The fact that one of the old bowlers is in the same care home as Uncle Henry feels like a coincidence. Holly finds that a relief, because seeing a picture of Barbara Robinson in the Strike Em Out foyer felt more like… well… fate.
“His wife moved up there so she could visit him more often. Sure you don’t want a little pick-me-up, Ms. Gibney? I won’t tell if you won’t.”
“I’m fine. Really.” Holly stops recording. “Thank you so much, Mr. Clippard.”
He’s still looking at her iPad. He seems almost hypnotized. “I really didn’t realize how few of us are left.”
She swipes away the picture and he looks up, as if not entirely sure where he is.
“Thank you for your time.”
“Very welcome. If you locate Cary, ask him to drop by sometime, will you? At least give him my email address. I’ll write it down for you.”
“And the numbers of the ones that are still around?”
“You bet.”
He tears a sheet from a pad that’s headed JUST A NOTE FROM MIDGE’S KITCHEN, grabs a pen from a cup full of them, and jots, consulting the contacts on his phone as he does. Holly notes that the numbers and the e-address show the slightest tremble of the hand writing them. She folds the sheet and puts it in her pocket. She thinks again, time the avenger. Holly doesn’t mind old people; it’s something about the way Clippard is handling his old age that makes her uneasy.
She basically can’t wait to get the frack out.
There’s only one (and oh-so-tony) shopping center in Sugar Heights. Holly parks there, lights a cigarette, and smokes with the door open, elbows on her thighs and feet on the pavement. Her car is starting to stink of cigarettes, and not even the can of air freshener she keeps in the center console completely kills the odor.
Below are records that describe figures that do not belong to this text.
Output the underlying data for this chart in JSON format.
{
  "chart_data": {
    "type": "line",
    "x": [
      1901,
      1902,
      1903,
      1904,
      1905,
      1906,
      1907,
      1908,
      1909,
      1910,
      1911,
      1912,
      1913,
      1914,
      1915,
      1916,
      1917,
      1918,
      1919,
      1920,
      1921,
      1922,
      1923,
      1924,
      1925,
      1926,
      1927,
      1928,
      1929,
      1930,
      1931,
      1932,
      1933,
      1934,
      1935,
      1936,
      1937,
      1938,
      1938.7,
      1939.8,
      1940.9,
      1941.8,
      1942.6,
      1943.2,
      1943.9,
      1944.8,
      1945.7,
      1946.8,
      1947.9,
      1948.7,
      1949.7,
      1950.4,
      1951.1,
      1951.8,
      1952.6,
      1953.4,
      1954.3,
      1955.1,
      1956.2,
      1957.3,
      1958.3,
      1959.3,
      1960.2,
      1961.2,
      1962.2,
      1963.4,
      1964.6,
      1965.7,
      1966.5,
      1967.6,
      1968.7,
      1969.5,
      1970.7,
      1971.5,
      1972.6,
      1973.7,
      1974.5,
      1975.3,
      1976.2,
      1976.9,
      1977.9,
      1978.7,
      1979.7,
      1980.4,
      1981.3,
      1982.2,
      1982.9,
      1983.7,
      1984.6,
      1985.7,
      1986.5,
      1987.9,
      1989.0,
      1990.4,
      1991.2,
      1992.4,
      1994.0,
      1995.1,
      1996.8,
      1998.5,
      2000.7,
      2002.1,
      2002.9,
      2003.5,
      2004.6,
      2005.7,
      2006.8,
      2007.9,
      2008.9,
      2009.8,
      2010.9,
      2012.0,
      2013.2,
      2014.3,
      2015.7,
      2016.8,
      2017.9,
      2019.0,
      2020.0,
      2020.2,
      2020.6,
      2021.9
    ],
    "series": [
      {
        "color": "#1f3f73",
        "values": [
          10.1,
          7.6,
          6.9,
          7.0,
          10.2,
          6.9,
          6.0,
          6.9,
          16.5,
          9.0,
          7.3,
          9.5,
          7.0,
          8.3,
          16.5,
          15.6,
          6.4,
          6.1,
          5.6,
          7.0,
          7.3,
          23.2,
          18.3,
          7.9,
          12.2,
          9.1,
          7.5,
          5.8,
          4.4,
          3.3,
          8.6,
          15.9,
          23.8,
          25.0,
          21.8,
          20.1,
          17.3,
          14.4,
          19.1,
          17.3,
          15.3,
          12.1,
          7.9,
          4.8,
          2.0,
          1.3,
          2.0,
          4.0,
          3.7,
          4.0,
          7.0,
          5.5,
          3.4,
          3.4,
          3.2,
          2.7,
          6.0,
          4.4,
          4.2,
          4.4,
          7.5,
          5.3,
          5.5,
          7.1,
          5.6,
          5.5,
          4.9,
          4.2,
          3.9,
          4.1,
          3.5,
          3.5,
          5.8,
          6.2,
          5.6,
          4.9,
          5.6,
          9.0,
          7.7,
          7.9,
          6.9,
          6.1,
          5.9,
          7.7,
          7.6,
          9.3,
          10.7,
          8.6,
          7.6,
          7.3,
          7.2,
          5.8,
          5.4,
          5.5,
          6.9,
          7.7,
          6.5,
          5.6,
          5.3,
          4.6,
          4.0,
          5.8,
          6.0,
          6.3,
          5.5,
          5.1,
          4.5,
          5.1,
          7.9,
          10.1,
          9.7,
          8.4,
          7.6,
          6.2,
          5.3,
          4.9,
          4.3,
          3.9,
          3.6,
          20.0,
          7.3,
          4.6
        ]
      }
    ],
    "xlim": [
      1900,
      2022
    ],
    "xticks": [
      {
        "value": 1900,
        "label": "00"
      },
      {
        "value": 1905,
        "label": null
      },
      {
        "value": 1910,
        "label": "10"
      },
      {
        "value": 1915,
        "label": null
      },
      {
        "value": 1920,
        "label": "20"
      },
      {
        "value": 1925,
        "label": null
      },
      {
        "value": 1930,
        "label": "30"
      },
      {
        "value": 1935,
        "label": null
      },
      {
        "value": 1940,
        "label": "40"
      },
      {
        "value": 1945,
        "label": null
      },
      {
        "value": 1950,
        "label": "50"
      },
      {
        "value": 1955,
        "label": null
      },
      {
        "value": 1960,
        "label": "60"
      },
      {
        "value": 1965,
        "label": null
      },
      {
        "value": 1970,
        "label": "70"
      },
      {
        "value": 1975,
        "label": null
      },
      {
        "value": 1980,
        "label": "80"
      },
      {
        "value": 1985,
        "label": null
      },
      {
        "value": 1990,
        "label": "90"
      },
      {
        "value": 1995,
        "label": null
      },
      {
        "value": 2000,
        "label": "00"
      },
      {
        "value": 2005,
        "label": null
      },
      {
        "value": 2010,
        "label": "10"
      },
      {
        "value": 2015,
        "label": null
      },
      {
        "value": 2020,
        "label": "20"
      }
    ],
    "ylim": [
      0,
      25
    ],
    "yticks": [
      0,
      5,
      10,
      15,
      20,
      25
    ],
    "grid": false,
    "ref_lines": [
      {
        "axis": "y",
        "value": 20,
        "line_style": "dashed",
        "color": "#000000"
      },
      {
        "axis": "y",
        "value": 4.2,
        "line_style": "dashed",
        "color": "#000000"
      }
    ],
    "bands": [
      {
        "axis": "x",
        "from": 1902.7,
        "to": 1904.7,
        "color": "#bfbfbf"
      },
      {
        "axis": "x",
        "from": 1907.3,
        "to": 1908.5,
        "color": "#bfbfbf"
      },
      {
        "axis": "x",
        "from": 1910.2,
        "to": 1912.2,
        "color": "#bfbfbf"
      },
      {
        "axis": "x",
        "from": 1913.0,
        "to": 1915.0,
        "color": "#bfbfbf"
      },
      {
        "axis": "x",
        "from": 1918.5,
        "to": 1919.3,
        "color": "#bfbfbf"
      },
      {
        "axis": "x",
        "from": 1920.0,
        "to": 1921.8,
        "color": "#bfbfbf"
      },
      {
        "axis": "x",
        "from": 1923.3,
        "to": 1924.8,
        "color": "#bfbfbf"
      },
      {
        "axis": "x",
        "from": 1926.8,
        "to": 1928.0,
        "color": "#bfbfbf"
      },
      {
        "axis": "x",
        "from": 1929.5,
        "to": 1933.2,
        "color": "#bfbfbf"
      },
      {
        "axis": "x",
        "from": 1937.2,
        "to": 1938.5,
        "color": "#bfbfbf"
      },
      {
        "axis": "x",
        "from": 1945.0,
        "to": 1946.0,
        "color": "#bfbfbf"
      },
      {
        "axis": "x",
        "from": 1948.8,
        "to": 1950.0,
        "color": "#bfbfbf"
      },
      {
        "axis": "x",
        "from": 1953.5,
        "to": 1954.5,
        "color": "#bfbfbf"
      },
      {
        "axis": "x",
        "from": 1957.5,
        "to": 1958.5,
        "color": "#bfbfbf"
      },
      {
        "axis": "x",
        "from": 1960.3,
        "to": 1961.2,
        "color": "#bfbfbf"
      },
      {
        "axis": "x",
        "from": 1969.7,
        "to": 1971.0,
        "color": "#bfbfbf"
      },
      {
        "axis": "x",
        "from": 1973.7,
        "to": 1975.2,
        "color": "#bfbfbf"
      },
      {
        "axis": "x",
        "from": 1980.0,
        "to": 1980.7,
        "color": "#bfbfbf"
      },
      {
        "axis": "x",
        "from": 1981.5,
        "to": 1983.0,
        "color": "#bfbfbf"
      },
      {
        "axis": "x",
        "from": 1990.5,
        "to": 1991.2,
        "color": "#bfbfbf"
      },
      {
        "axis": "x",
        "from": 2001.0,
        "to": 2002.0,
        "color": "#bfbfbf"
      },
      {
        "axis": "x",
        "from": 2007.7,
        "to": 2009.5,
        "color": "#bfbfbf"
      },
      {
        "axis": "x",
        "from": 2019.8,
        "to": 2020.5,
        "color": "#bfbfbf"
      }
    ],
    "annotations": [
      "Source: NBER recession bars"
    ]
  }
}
What a nasty habit it is, and yet how necessary.
Just for now, she thinks, and then thinks again of Saint Augustine praying that God should make him chaste… but not yet.
Holly checks her phone to see if Barbara has answered her message with the attached photo of Cary Dressler and the Golden Oldies. She hasn’t. Holly looks at her watch and sees it’s only quarter past two. There’s plenty of day left in the day, and she has no intention of wasting it, so what next?